Models¶

In order to use our Trainer you need the wrapper on your model. You can find the required Model interface below.

We implement wrappers for several models:

XGBoost
LightGBM
RandomForestClassifier
Catboost

Also, we implement an Ensemble Model.

Model interface¶

class modelgym.models.model.Model(params=None)¶

Model is a base class for a specific ML algorithm implementation factory, i.e. it defines algorithm-specific hyperparameter space and generic methods for model training & inference

Parameters:	params (dict or None) – parameters for model.

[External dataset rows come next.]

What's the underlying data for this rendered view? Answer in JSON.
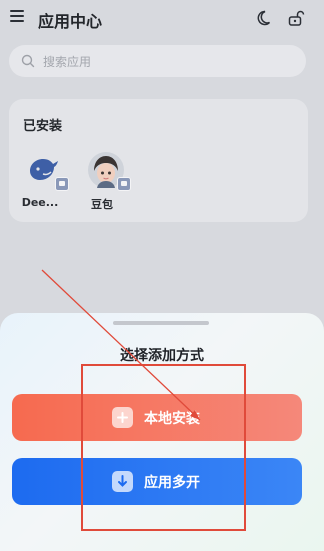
{
  "header": {
    "title": "应用中心",
    "menu_icon": "menu-icon",
    "theme_icon": "moon-icon",
    "lock_icon": "lock-open-icon"
  },
  "search": {
    "placeholder": "搜索应用"
  },
  "installed": {
    "title": "已安装",
    "apps": [
      {
        "label": "Dee...",
        "icon": "deepseek-whale-icon"
      },
      {
        "label": "豆包",
        "icon": "doubao-avatar-icon"
      }
    ]
  },
  "sheet": {
    "title": "选择添加方式",
    "buttons": [
      {
        "label": "本地安装",
        "icon": "plus-icon",
        "color": "#f66a4f"
      },
      {
        "label": "应用多开",
        "icon": "download-icon",
        "color": "#1d6bf0"
      }
    ]
  },
  "annotation": {
    "color": "#e04a3a"
  }
}
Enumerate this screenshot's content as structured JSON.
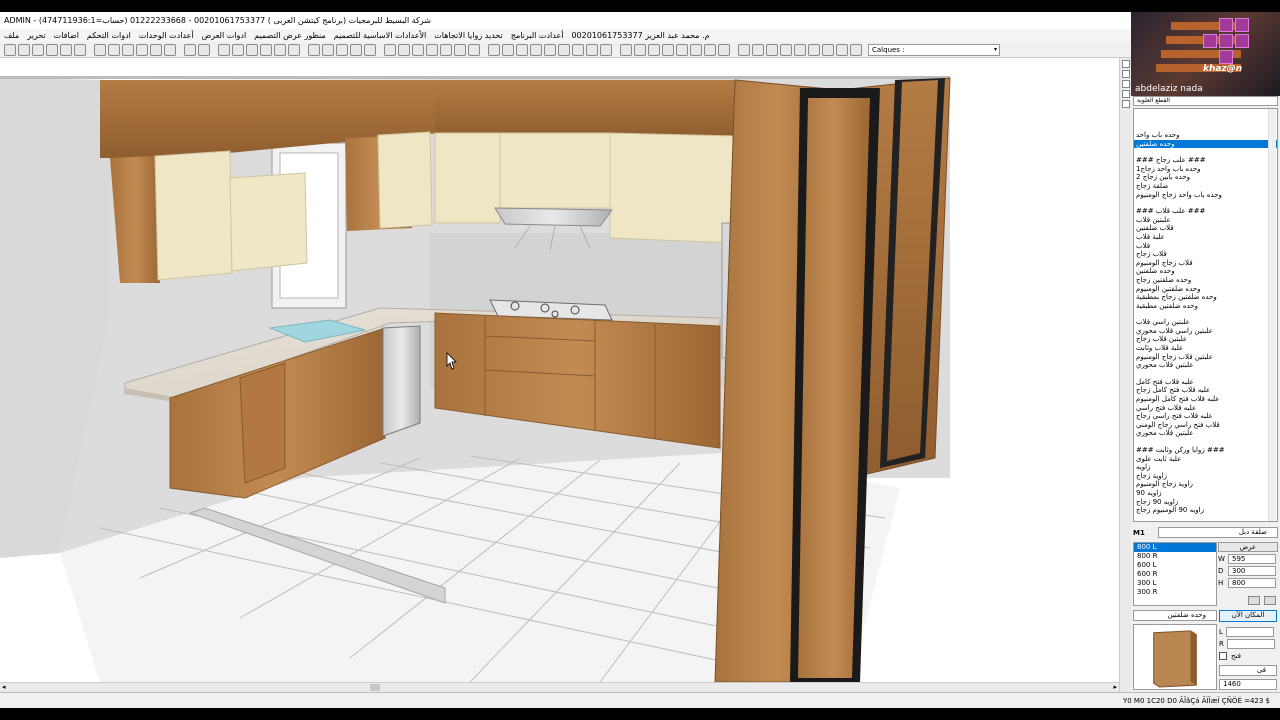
{
  "window": {
    "title": "ADMIN - شركة البسيط للبرمجيات (برنامج كيتشن العربى ) 00201061753377 - 01222233668 (حساب=474711936:1)"
  },
  "menubar": {
    "items": [
      "ملف",
      "تحرير",
      "اضافات",
      "ادوات التحكم",
      "أعدادت الوحدات",
      "ادوات العرض",
      "منظور عرض التصميم",
      "الأعدادات الاساسية للتصميم",
      "تحديد زوايا الاتجاهات",
      "أعدادت البرنامج",
      "م. محمد عبد العزيز 00201061753377"
    ]
  },
  "toolbar": {
    "calques_label": "Calques :"
  },
  "webcam": {
    "logo_text": "khaz@n",
    "name": "abdelaziz nada"
  },
  "catalog": {
    "category_value": "القطع العلوية",
    "items": [
      {
        "label": "وحده باب واحد",
        "selected": false
      },
      {
        "label": "وحده ضلفتين",
        "selected": true
      },
      {
        "label": "",
        "selected": false
      },
      {
        "label": "### علب زجاج ###",
        "selected": false
      },
      {
        "label": "وحده باب واحد زجاج1",
        "selected": false
      },
      {
        "label": "وحده بابين زجاج 2",
        "selected": false
      },
      {
        "label": "ضلفة زجاج",
        "selected": false
      },
      {
        "label": "وحده باب واحد زجاج الومنيوم",
        "selected": false
      },
      {
        "label": "",
        "selected": false
      },
      {
        "label": "### علب قلاب ###",
        "selected": false
      },
      {
        "label": "علبتين قلاب",
        "selected": false
      },
      {
        "label": "قلاب ضلفتين",
        "selected": false
      },
      {
        "label": "علبة قلاب",
        "selected": false
      },
      {
        "label": "قلاب",
        "selected": false
      },
      {
        "label": "قلاب زجاج",
        "selected": false
      },
      {
        "label": "قلاب زجاج الومنيوم",
        "selected": false
      },
      {
        "label": "وحده ضلفتين",
        "selected": false
      },
      {
        "label": "وحده ضلفتين زجاج",
        "selected": false
      },
      {
        "label": "وحده ضلفتين الومنيوم",
        "selected": false
      },
      {
        "label": "وحده ضلفتين زجاج بمطبقية",
        "selected": false
      },
      {
        "label": "وحده ضلفتين مطبقية",
        "selected": false
      },
      {
        "label": "",
        "selected": false
      },
      {
        "label": "علبتين راسي قلاب",
        "selected": false
      },
      {
        "label": "علبتين راسي قلاب محوري",
        "selected": false
      },
      {
        "label": "علبتين قلاب زجاج",
        "selected": false
      },
      {
        "label": "علبة قلاب وثابت",
        "selected": false
      },
      {
        "label": "علبتين قلاب زجاج الومنيوم",
        "selected": false
      },
      {
        "label": "علبتين قلاب محوري",
        "selected": false
      },
      {
        "label": "",
        "selected": false
      },
      {
        "label": "علبه قلاب فتح كامل",
        "selected": false
      },
      {
        "label": "علبه قلاب فتح كامل زجاج",
        "selected": false
      },
      {
        "label": "علبه قلاب فتح كامل الومنيوم",
        "selected": false
      },
      {
        "label": "علبه قلاب فتح راسي",
        "selected": false
      },
      {
        "label": "علبه قلاب فتح راسي زجاج",
        "selected": false
      },
      {
        "label": "قلاب فتح راسي زجاج الومني",
        "selected": false
      },
      {
        "label": "علبتين قلاب محوري",
        "selected": false
      },
      {
        "label": "",
        "selected": false
      },
      {
        "label": "### زوايا وركن وثابت ###",
        "selected": false
      },
      {
        "label": "علبة ثابت علوى",
        "selected": false
      },
      {
        "label": "زاويه",
        "selected": false
      },
      {
        "label": "زاوية زجاج",
        "selected": false
      },
      {
        "label": "زاوية زجاج الومنيوم",
        "selected": false
      },
      {
        "label": "زاويه 90",
        "selected": false
      },
      {
        "label": "زاويه 90 زجاج",
        "selected": false
      },
      {
        "label": "زاويه 90 الومنيوم زجاج",
        "selected": false
      }
    ]
  },
  "module": {
    "code": "M1",
    "type_value": "ضلفة دبل",
    "sizes": [
      {
        "label": "800 L",
        "selected": true
      },
      {
        "label": "800 R",
        "selected": false
      },
      {
        "label": "600 L",
        "selected": false
      },
      {
        "label": "600 R",
        "selected": false
      },
      {
        "label": "300 L",
        "selected": false
      },
      {
        "label": "300 R",
        "selected": false
      }
    ],
    "dim_title": "عرض",
    "W": "595",
    "D": "300",
    "H": "800",
    "unit_value": "وحده ضلفتين",
    "place_button": "المكان الآن",
    "L_label": "L",
    "R_label": "R",
    "open_label": "فتح",
    "finish_value": "فى",
    "number_value": "1460"
  },
  "status": {
    "text": "Y0 M0 1C20 D0 ÃÎãÇá ÃÏÏæÏ ÇÑÖÉ =423 $"
  }
}
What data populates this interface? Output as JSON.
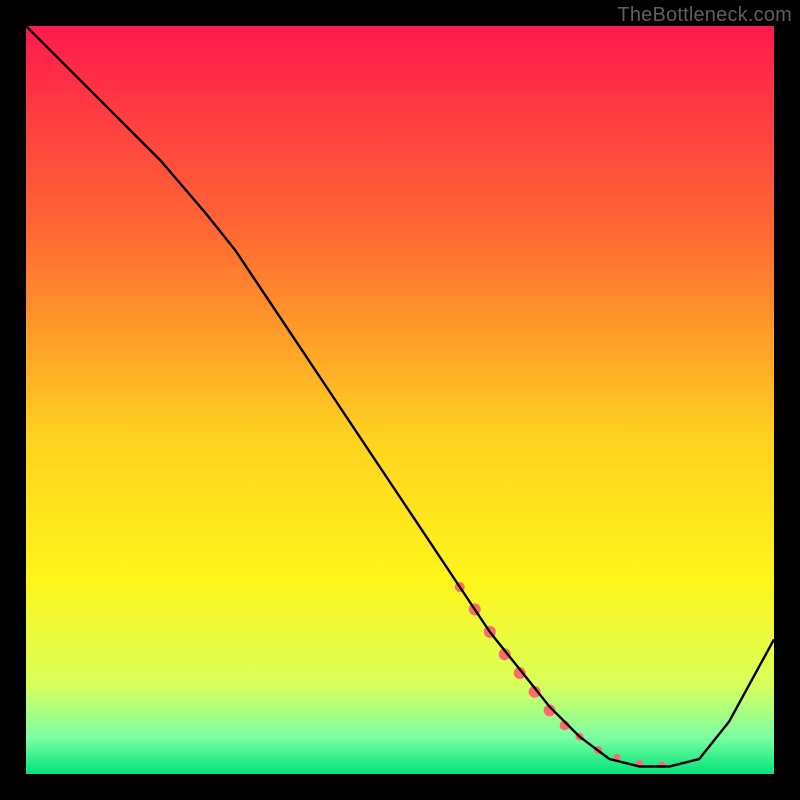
{
  "attribution": "TheBottleneck.com",
  "chart_data": {
    "type": "line",
    "title": "",
    "xlabel": "",
    "ylabel": "",
    "xlim": [
      0,
      100
    ],
    "ylim": [
      0,
      100
    ],
    "background": {
      "type": "vertical-gradient",
      "stops": [
        {
          "offset": 0.0,
          "color": "#ff1a4d"
        },
        {
          "offset": 0.28,
          "color": "#ff6a33"
        },
        {
          "offset": 0.55,
          "color": "#ffd21f"
        },
        {
          "offset": 0.74,
          "color": "#fff51a"
        },
        {
          "offset": 0.88,
          "color": "#d9ff5a"
        },
        {
          "offset": 0.95,
          "color": "#7dffa3"
        },
        {
          "offset": 1.0,
          "color": "#00e47a"
        }
      ]
    },
    "series": [
      {
        "name": "bottleneck-curve",
        "color": "#000000",
        "x": [
          0,
          6,
          12,
          18,
          24,
          28,
          34,
          40,
          46,
          52,
          58,
          62,
          66,
          70,
          74,
          78,
          82,
          86,
          90,
          94,
          100
        ],
        "y": [
          100,
          94,
          88,
          82,
          75,
          70,
          61,
          52,
          43,
          34,
          25,
          19,
          14,
          9,
          5,
          2,
          1,
          1,
          2,
          7,
          18
        ]
      }
    ],
    "highlight": {
      "name": "selected-range",
      "color": "#ff6b6b",
      "points": [
        {
          "x": 58,
          "y": 25,
          "r": 5
        },
        {
          "x": 60,
          "y": 22,
          "r": 6
        },
        {
          "x": 62,
          "y": 19,
          "r": 6
        },
        {
          "x": 64,
          "y": 16,
          "r": 6
        },
        {
          "x": 66,
          "y": 13.5,
          "r": 6
        },
        {
          "x": 68,
          "y": 11,
          "r": 6
        },
        {
          "x": 70,
          "y": 8.5,
          "r": 6
        },
        {
          "x": 72,
          "y": 6.5,
          "r": 5
        },
        {
          "x": 74,
          "y": 5,
          "r": 4
        },
        {
          "x": 76.5,
          "y": 3.2,
          "r": 4
        },
        {
          "x": 79,
          "y": 2.2,
          "r": 3.5
        },
        {
          "x": 82,
          "y": 1.4,
          "r": 3.5
        },
        {
          "x": 85,
          "y": 1.2,
          "r": 3.5
        }
      ]
    }
  }
}
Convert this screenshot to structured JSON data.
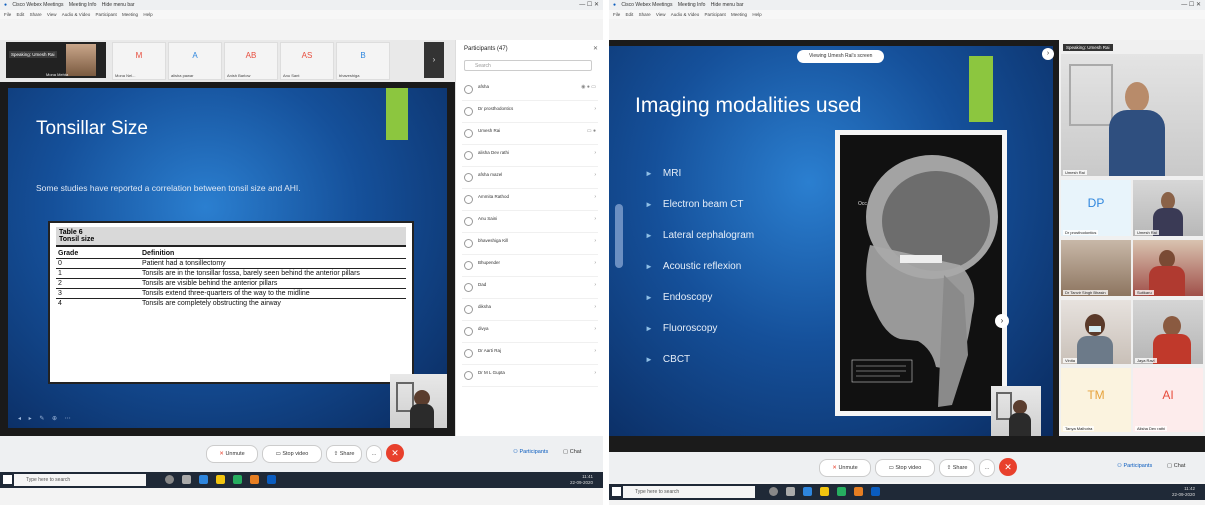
{
  "left": {
    "window_title": "Cisco Webex Meetings",
    "window_tabs": [
      "Meeting Info",
      "Hide menu bar"
    ],
    "menu": [
      "File",
      "Edit",
      "Share",
      "View",
      "Audio & Video",
      "Participant",
      "Meeting",
      "Help"
    ],
    "speaking_label": "Speaking: Umesh Rai",
    "thumbnails": [
      {
        "initials": "",
        "name": "Mona Mehta"
      },
      {
        "initials": "M",
        "name": "Mona Nel..."
      },
      {
        "initials": "A",
        "name": "alisha pawar"
      },
      {
        "initials": "AB",
        "name": "Anish Barlow"
      },
      {
        "initials": "AS",
        "name": "Anu Sant"
      },
      {
        "initials": "B",
        "name": "bhaveshiga"
      }
    ],
    "slide": {
      "title": "Tonsillar Size",
      "subtitle": "Some studies have reported a correlation between tonsil size and AHI.",
      "table_caption": "Table 6",
      "table_subcaption": "Tonsil size",
      "headers": [
        "Grade",
        "Definition"
      ],
      "rows": [
        [
          "0",
          "Patient had a tonsillectomy"
        ],
        [
          "1",
          "Tonsils are in the tonsillar fossa, barely seen behind the anterior pillars"
        ],
        [
          "2",
          "Tonsils are visible behind the anterior pillars"
        ],
        [
          "3",
          "Tonsils extend three-quarters of the way to the midline"
        ],
        [
          "4",
          "Tonsils are completely obstructing the airway"
        ]
      ]
    },
    "participants_title": "Participants (47)",
    "search_placeholder": "Search",
    "participants": [
      "afsha",
      "Dr prosthodontics",
      "Umesh Rai",
      "alisha Dev rathi",
      "afsha mazel",
      "Ammita Rathod",
      "Anu Saini",
      "bhaveshiga Kill",
      "Bhupender",
      "Dad",
      "diksha",
      "divya",
      "Dr Aarti Raj",
      "Dr M L Gupta"
    ],
    "controls": {
      "unmute": "Unmute",
      "stop_video": "Stop video",
      "share": "Share",
      "more": "...",
      "participants": "Participants",
      "chat": "Chat"
    },
    "taskbar": {
      "search": "Type here to search",
      "time": "11:41",
      "date": "22-09-2020"
    }
  },
  "right": {
    "window_title": "Cisco Webex Meetings",
    "window_tabs": [
      "Meeting Info",
      "Hide menu bar"
    ],
    "menu": [
      "File",
      "Edit",
      "Share",
      "View",
      "Audio & Video",
      "Participant",
      "Meeting",
      "Help"
    ],
    "share_banner": "Viewing Umesh Rai's screen",
    "speaking_label": "Speaking: Umesh Rai",
    "slide": {
      "title": "Imaging modalities used",
      "bullets": [
        "MRI",
        "Electron beam CT",
        "Lateral cephalogram",
        "Acoustic reflexion",
        "Endoscopy",
        "Fluoroscopy",
        "CBCT"
      ]
    },
    "video_tiles": [
      {
        "name": "Umesh Rai",
        "initials": ""
      },
      {
        "name": "Dr prosthodontics",
        "initials": "DP"
      },
      {
        "name": "Umesh Rai",
        "initials": ""
      },
      {
        "name": "Dr Tanvir Singh Bhasin",
        "initials": ""
      },
      {
        "name": "Sutikaru",
        "initials": ""
      },
      {
        "name": "Vinita",
        "initials": ""
      },
      {
        "name": "Jaya Ravi",
        "initials": ""
      },
      {
        "name": "Tanya Malhotra",
        "initials": "TM"
      },
      {
        "name": "Alisha Dev rathi",
        "initials": "AI"
      }
    ],
    "controls": {
      "unmute": "Unmute",
      "stop_video": "Stop video",
      "share": "Share",
      "more": "...",
      "participants": "Participants",
      "chat": "Chat"
    },
    "taskbar": {
      "search": "Type here to search",
      "time": "11:42",
      "date": "22-09-2020"
    }
  },
  "colors": {
    "slide_accent": "#8cc63f",
    "leave_button": "#e8402c",
    "taskbar": "#1f2937",
    "webex_blue": "#0a5cbf"
  }
}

fit(dataset, weights=None)¶

Parameters:	X (np.array, shape (n_samples, n_features)) – the input data y (np.array, shape (n_samples, ) or (n_samples, n_outputs)) – the target data weights (np.array, shape (n_samples, ) or (n_samples, n_outputs) or None) – weights of the data
Returns:	self

static get_default_parameter_space()¶

Returns:	default parameter space
Return type:	dict from parameter name to hyperopt distribution

static get_learning_task()¶

Returns:	task
Return type:	modelgym.models.LearningTask

is_possible_predict_proba()¶

Returns:	bool, whether model can predict proba

static load_from_snapshot(filename)¶: :snapshot serializable internal model state loads from serializable internal model state snapshot.

predict(dataset)¶

Parameters:	dataset (modelgym.utils.XYCDataset) – the input data, dataset.y may be None
Returns:	predictions
Return type:	np.array, shape (n_samples, )

predict_proba(X)¶

Parameters:	dataset (np.array, shape (n_samples, n_features)) – the input data
Returns:	predicted probabilities
Return type:	np.array, shape (n_samples, n_classes)

save_snapshot(filename)¶

Returns:	serializable internal model state snapshot.

XGBoost¶

class modelgym.models.xgboost_model.XGBClassifier(params=None)¶

Bases: modelgym.models.model.Model

Parameters:	params (dict) – parameters for model.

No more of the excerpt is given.